Thus conversing, they passed through the length of the house and reached the garden, where Lygia and little Aulus were playing with balls, which slaves, appointed to that game exclusively and called spheristæ, picked up and placed in their hands. Petronius cast a quick passing glance at Lygia; little Aulus, seeing Vinicius, ran to greet him; but the young tribune, going forward, bent his head before the beautiful maiden, who stood with a ball in her hand, her hair blown apart a little. She was somewhat out of breath, and flushed.

In the garden triclinium, shaded by ivy, grapes, and woodbine, sat Pomponia Græcina; hence they went to salute her. She was known to Petronius, though he did not visit Plautius, for he had seen her at the house of Antistia, the daughter of Rubelius Plautus, and besides at the house of Seneca and Polion. He could not resist a certain admiration with which he was filled by her face, pensive but mild, by the dignity of her bearing, by her movements, by her words. Pomponia disturbed his understanding of women to such a degree that that man, corrupted to the marrow of his bones, and self-confident as no one in Rome, not only felt for her a kind of esteem, but even lost his previous self-confidence. And now, thanking her for her care of Vinicius, he thrust in, as it were involuntarily, “domina,” which never occurred to him when speaking, for example, to Calvia Crispinilla, Scribonia, Veleria, Solina, and other women of high society. After he had greeted her and returned thanks, he began to complain that he saw her so rarely, that it was not possible to meet her either in the Circus or the Amphitheatre; to which she answered calmly, laying her hand on the hand of her husband:

“We are growing old, and love our domestic quiet more and more, both of us.”

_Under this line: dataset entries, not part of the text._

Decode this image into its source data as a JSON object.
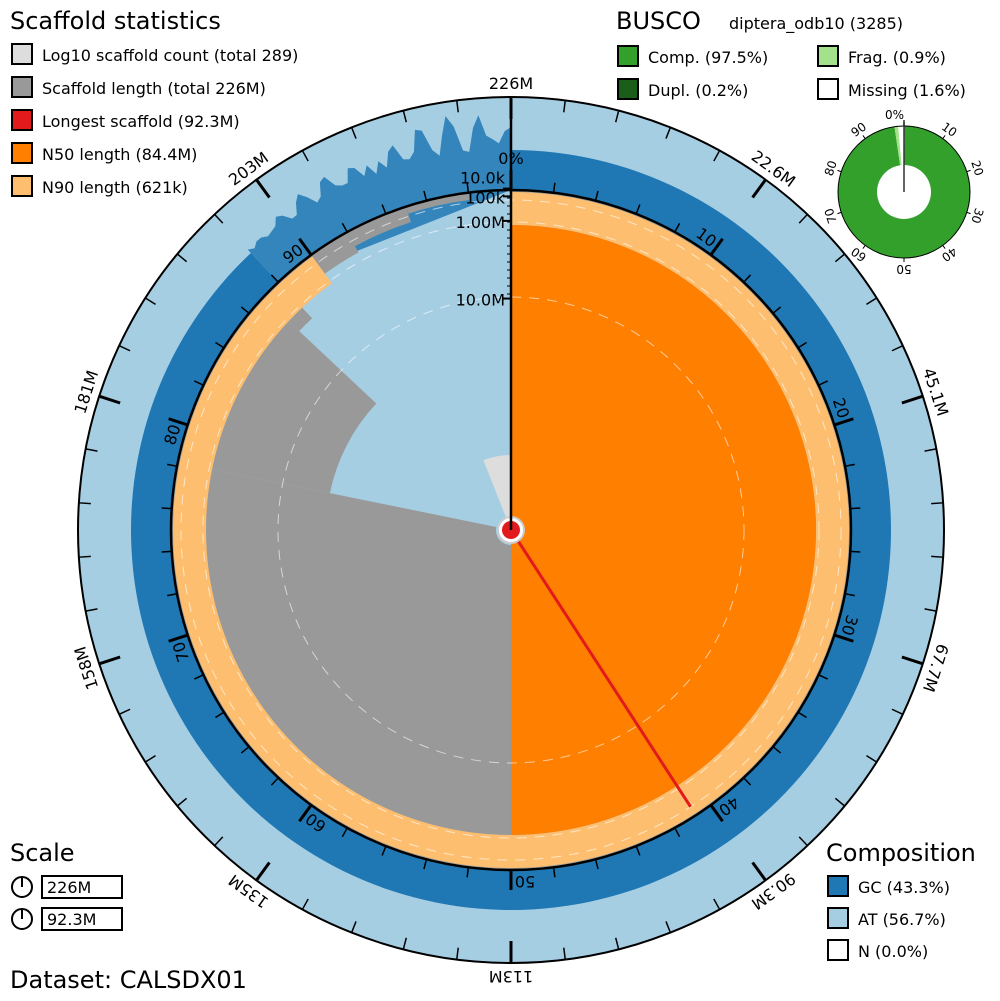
{
  "chart_data": {
    "type": "snail",
    "dataset_label": "Dataset: CALSDX01",
    "scaffold_stats": {
      "title": "Scaffold statistics",
      "legend": [
        {
          "label": "Log10 scaffold count (total 289)",
          "color": "#dddddd"
        },
        {
          "label": "Scaffold length (total 226M)",
          "color": "#999999"
        },
        {
          "label": "Longest scaffold (92.3M)",
          "color": "#e31a1c"
        },
        {
          "label": "N50 length (84.4M)",
          "color": "#ff7f00"
        },
        {
          "label": "N90 length (621k)",
          "color": "#fdbf6f"
        }
      ],
      "scaffold_count": 289,
      "total_length_M": 226,
      "longest_M": 92.3,
      "n50_M": 84.4,
      "n90_M": 0.621,
      "length_profile": [
        {
          "from_pct": 0,
          "to_pct": 40.8,
          "length_M": 92.3
        },
        {
          "from_pct": 40.8,
          "to_pct": 78.2,
          "length_M": 84.4
        },
        {
          "from_pct": 78.2,
          "to_pct": 87.0,
          "length_M": 19.9
        },
        {
          "from_pct": 87.0,
          "to_pct": 88.0,
          "length_M": 2.3
        },
        {
          "from_pct": 88.0,
          "to_pct": 89.0,
          "length_M": 1.2
        },
        {
          "from_pct": 89.0,
          "to_pct": 90.0,
          "length_M": 0.8
        },
        {
          "from_pct": 90.0,
          "to_pct": 92.0,
          "length_M": 0.62
        },
        {
          "from_pct": 92.0,
          "to_pct": 95.0,
          "length_M": 0.35
        },
        {
          "from_pct": 95.0,
          "to_pct": 98.0,
          "length_M": 0.12
        },
        {
          "from_pct": 98.0,
          "to_pct": 100.0,
          "length_M": 0.02
        }
      ],
      "radial_ticks": [
        "10.0k",
        "100k",
        "1.00M",
        "10.0M"
      ],
      "radial_tick_values_M": [
        0.01,
        0.1,
        1,
        10
      ],
      "outer_ticks": [
        "226M",
        "22.6M",
        "45.1M",
        "67.7M",
        "90.3M",
        "113M",
        "135M",
        "158M",
        "181M",
        "203M"
      ],
      "percent_ticks": [
        "0%",
        "10",
        "20",
        "30",
        "40",
        "50",
        "60",
        "70",
        "80",
        "90"
      ]
    },
    "busco": {
      "title": "BUSCO",
      "lineage": "diptera_odb10 (3285)",
      "legend": [
        {
          "label": "Comp. (97.5%)",
          "color": "#33a02c",
          "value": 97.5
        },
        {
          "label": "Frag. (0.9%)",
          "color": "#a3e18a",
          "value": 0.9
        },
        {
          "label": "Dupl. (0.2%)",
          "color": "#1a5e1a",
          "value": 0.2
        },
        {
          "label": "Missing (1.6%)",
          "color": "#ffffff",
          "value": 1.6
        }
      ],
      "ticks": [
        "0%",
        "10",
        "20",
        "30",
        "40",
        "50",
        "60",
        "70",
        "80",
        "90"
      ]
    },
    "composition": {
      "title": "Composition",
      "legend": [
        {
          "label": "GC (43.3%)",
          "color": "#1f78b4",
          "value": 43.3
        },
        {
          "label": "AT (56.7%)",
          "color": "#a6cee3",
          "value": 56.7
        },
        {
          "label": "N (0.0%)",
          "color": "#ffffff",
          "value": 0.0
        }
      ]
    },
    "scale": {
      "title": "Scale",
      "items": [
        "226M",
        "92.3M"
      ]
    }
  }
}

Petronius wished to oppose; but Aulus Plautius added in his hissing voice,—“And we feel stranger and stranger among people who give Greek names to our Roman divinities.”

“The gods have become for some time mere figures of rhetoric,” replied Petronius, carelessly. “But since Greek rhetoricians taught us, it is easier for me even to say Hera than Juno.”

He turned his eyes then to Pomponia, as if to signify that in presence of her no other divinity could come to his mind: and then he began to contradict what she had said touching old age.

“People grow old quickly, it is true; but there are some who live another life entirely, and there are faces moreover which Saturn seems to forget.”

Petronius said this with a certain sincerity even, for Pomponia Græcina, though descending from the midday of life, had preserved an uncommon freshness of face; and since she had a small head and delicate features, she produced at times, despite her dark robes, despite her solemnity and sadness, the impression of a woman quite young.

Meanwhile little Aulus, who had become uncommonly friendly with Vinicius during his former stay in the house, approached the young man and entreated him to play ball. Lygia herself entered the triclinium after the little boy. Under the climbing ivy, with the light quivering on her face, she seemed to Petronius more beautiful than at the first glance, and really like some nymph. As he had not spoken to her thus far, he rose, inclined his head, and, instead of the usual expressions of greeting, quoted the words with which Ulysses greeted Nausikaa,—

“I supplicate thee, O queen, whether thou art some goddess or a mortal! If thou art one of the daughters of men who dwell on earth, thrice blessed are thy father and thy lady mother, and thrice blessed thy brethren.”